Todos recordarán que Arturito nos salva. Hackea (avant la lettre) el sistema, frena la compactadora y los libera. Chewbacca grita y Han interpreta ese límite de lo animal como un lenguaje, y todos festejan. El mito funciona: en la mayor oscuridad brilla la luz. La desesperación alberga la esperanza. La muerte no prevalece. Una vez más.

Lo demás, todo lo demás, se monta sobre estas imágenes.

Actualmente se puede ver El mal recibido, de Ignacio Apolo, jueves a las 21, en Machado Teatro, Antonio Machado 617. Entrada: $ 50.

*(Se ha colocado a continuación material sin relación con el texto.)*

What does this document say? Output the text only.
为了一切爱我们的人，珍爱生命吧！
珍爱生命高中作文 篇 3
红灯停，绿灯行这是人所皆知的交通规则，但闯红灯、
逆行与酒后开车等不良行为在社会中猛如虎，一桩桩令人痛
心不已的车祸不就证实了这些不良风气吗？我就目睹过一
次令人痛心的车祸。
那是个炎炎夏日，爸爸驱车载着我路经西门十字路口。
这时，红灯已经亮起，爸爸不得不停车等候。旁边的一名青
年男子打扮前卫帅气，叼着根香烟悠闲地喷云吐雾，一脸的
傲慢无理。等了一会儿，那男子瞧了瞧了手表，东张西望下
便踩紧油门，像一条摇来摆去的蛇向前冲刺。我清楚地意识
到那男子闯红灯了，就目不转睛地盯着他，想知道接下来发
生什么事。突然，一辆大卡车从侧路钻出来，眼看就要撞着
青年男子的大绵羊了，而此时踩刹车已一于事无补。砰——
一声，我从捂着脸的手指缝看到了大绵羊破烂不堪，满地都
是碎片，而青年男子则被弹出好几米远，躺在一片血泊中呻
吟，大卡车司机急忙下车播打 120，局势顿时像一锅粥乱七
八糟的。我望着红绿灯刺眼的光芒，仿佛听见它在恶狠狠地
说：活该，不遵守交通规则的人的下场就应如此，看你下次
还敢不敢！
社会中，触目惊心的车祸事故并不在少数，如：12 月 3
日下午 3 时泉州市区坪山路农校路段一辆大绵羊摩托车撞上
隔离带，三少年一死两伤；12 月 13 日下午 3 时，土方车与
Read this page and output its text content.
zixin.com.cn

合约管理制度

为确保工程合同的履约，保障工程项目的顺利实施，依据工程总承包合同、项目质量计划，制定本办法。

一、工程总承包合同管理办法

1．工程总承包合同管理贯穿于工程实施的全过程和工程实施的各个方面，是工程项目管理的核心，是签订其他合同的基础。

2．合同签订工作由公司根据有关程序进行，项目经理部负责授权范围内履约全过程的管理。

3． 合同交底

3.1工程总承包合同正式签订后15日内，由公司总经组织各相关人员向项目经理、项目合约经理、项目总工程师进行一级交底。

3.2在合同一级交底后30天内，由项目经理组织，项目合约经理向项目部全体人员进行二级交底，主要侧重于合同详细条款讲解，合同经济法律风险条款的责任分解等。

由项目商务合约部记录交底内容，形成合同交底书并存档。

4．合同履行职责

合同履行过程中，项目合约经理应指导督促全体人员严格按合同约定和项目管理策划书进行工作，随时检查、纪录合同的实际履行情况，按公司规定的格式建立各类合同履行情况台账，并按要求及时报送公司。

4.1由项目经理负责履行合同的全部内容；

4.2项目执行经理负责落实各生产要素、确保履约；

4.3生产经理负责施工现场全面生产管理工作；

Star Wars: Episode IV - A New Hope, escrita y dirigida por George Lucas, fue conocida durante su estreno en 1977 como Star Wars en su idioma original y como La guerra de las galaxias en Argentina. Fue la primera de la serie Star Wars y la cuarta en términos de cronología interna: dos filmes siguientes continuarían la trama original (El imperio contraataca y El retorno del Jedi), mientras que la segunda trilogía (La amenaza fantasma, El ataque de los clones y La venganza de los Sith), estrenada a partir de 1999, describiría los eventos previos a La guerra de las galaxias, girando en torno de cómo Darth Vader llegó a ser quien fue.